By contrast, at a relatively long contact stroke of 10 mm, the voltage would be maintained in both cases, according to FIG. 2. Furthermore, if the vacuum is good, there would be no measurable X-ray emission either. In this case, no distinction could be made between SF6 and vacuum. The overall result is that the contact spacing used for testing at a given alternating test voltage should be between 1 and 8 mm and must be selected as a function of the contact material used in the vacuum switch because the material influences the X-ray emission. (In this context, see the dissertation by D. Dohnal "Investigations on X-Radiation in High-Voltage, High-Vacuum Arrangements" (Technical University Braunschweig 1981)). If, on the other hand, the selected contact spacing h is too small, no differentiation between vacuum and SF6 can be made because, in this case, a lower test voltage would have to be chosen, and the softer X-radiation caused thereby would possibly be absorbed by the switch housing 15 or tank 11.
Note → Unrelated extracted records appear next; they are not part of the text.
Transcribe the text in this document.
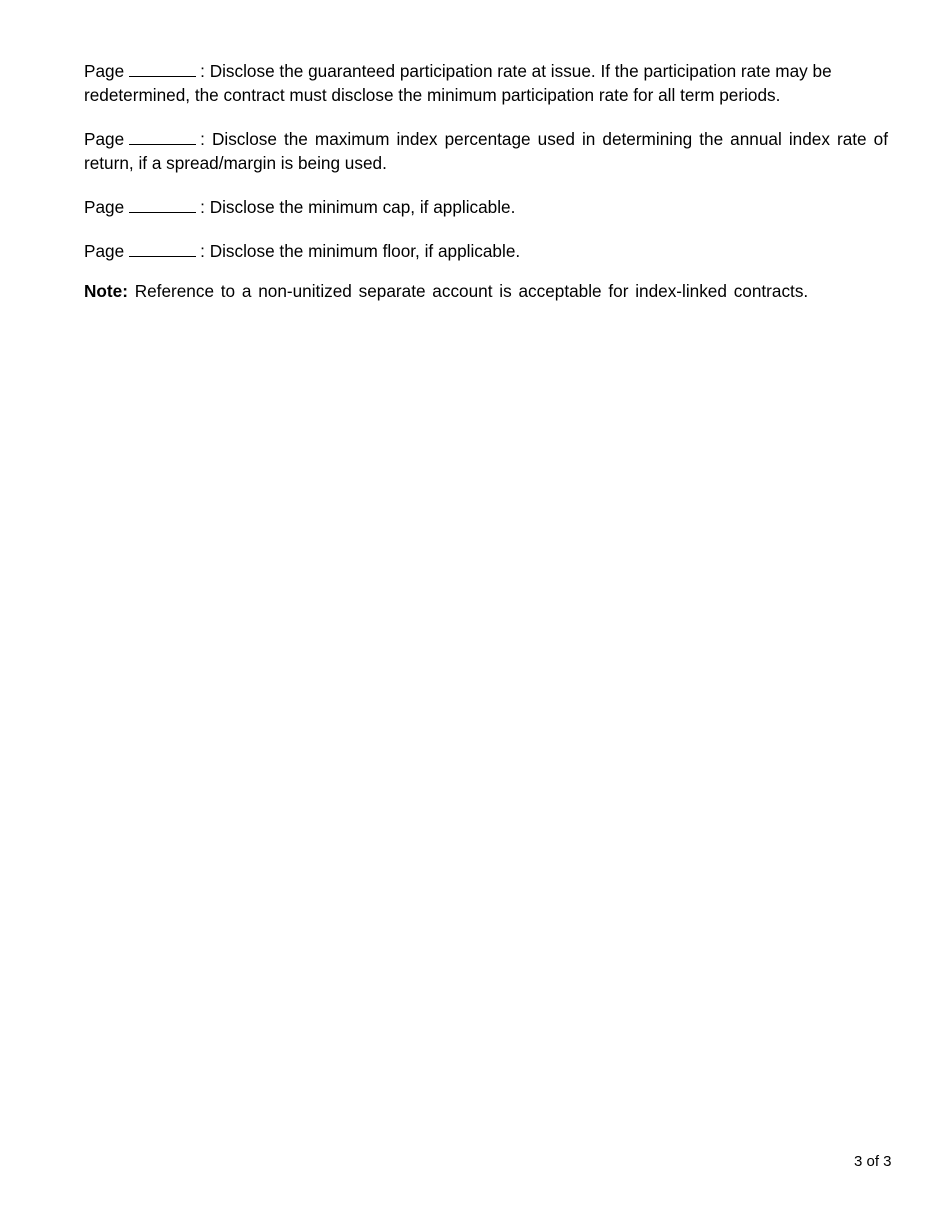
Page	: Disclose the guaranteed participation rate at issue. If the participation rate may be redetermined, the contract must disclose the minimum participation rate for all term periods.

Page	: Disclose the maximum index percentage used in determining the annual index rate of return, if a spread/margin is being used.

Page	: Disclose the minimum cap, if applicable.

Page	: Disclose the minimum floor, if applicable.

Note: Reference to a non-unitized separate account is acceptable for index-linked contracts.

3 of 3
With a preset voltage of 57 kV DC, comparable to a voltage of about 40 kV AC, rms, i.e., again 0.8 times the alternating test voltage, the voltage is held at 3 mm contact spacing, if the vacuum is good. X-ray emission does then occur, which shuts off the high-voltage unit 25 immediately upon reaching the preset value, due to block 40 of the circuit arrangement of FIG. 2. The signal lamp 48 indicates the presence of vacuum until the high-voltage is reapplied, possibly by the starting button 45 for a second test.
Due to the good insulating properties of SF6 the voltage in the switching tube is possibly also maintained upon reaching a certain SF6 overpressure. In FIG. 3, a curve for, say, 2 bar SF6 would lie between curves 1 and 2. Therefore, even if X-radiation is zero, a distinction can be made between a small leak which has not yet led to complete flooding and complete SF6 flooding in which a test voltage is maintained despite zero X-ray emission.
When executing the method according to the invention it is useful to increase the test voltage from a low value to the operating point with the evaluating circuit being in operation.
It is also possible to use for the evaluating circuit per FIG. 2 a microprocessor in which the functions shown by blocks 30 and 40 and the units 31 to 50 are executed through the software.